Over the decades these men and women have taken Asia’s modeling world by storm and changed the definition of international beauty. They largely dominate magazine advertisements, fashion shows and catwalks from Singapore to Manila to Hong Kong. Some modeling agencies have built their business on the faces of mixed-blood models.


It hasn’t always been thus. Not too many decades ago, mixed-blood children in much of Asia were treated as pariahs. In some countries, particularly Japan, Korea and Vietnam, where they were the product of occupying American military forces, they were particularly ostracized. But as soldiers have been replaced by well-to-do western businessmen and women who have taken Asian spouses, their progeny have done considerably better. They are a vast and variegated mix, ranging from American-Filipino, Thai-German, Japanese, Lebanese and Swiss.


The beauty pageants are fertile ground. The old aphorism that describes the Philippine influences as 400 years in a convent run by the Spanish to 100 years in Hollywood seems to be giving away more to Hollywood, even as the pageants face growing opposition in the United States, where in June the Miss America contest, the granddaddy (or grandmammy) of all beauty pageants, discarded the swimsuit contest and said beauty would no longer be a prerequisite to queenliness. Ratings promptly fell by 36 percent from 2017.

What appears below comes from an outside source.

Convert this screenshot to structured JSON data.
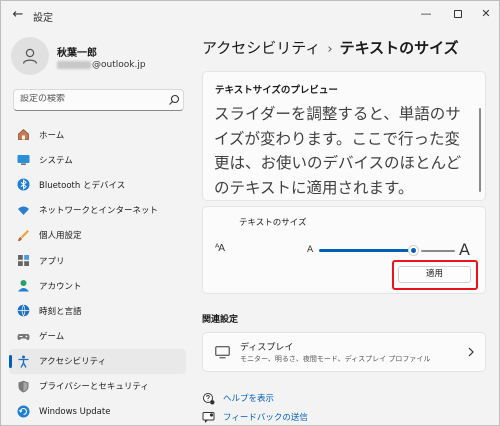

Indeed, with the US now stressing brains over beauty to a vastly smaller audience, and in Miss Universe itself, where a Spanish former male named Angela Ponce became the competition’s first transgender contestant, beating out 22 other contestants to be named Miss Spain, the traditional beauty contest seems be on its way to mutating into something entirely different.


“Trans women have been persecuted and erased for so long. I’m showing that trans women can be whatever they want,” Ponce told the Thomson Reuters Foundation. “I am proud to have the opportunity to use this platform for a message of inclusion, tolerance and respect for the LGBT+ community.”


The Philippines, however, seems perfectly happy to stick with tradition, half-Caucasian and all. J. Pilapil Jacobo, herself a transgender assistant professor of literature and gender studies at Ateneo de Manila University described as a “longtime pageant enthusiast,” told the Associated Press that “Imperialism [deprived] us of our own indigenous standards of loveliness, a beautiful body, good character, art and aesthetic. I do feel beauty pageants help us retrieve such notions . . . we get to reclaim certain local standards of beauty.”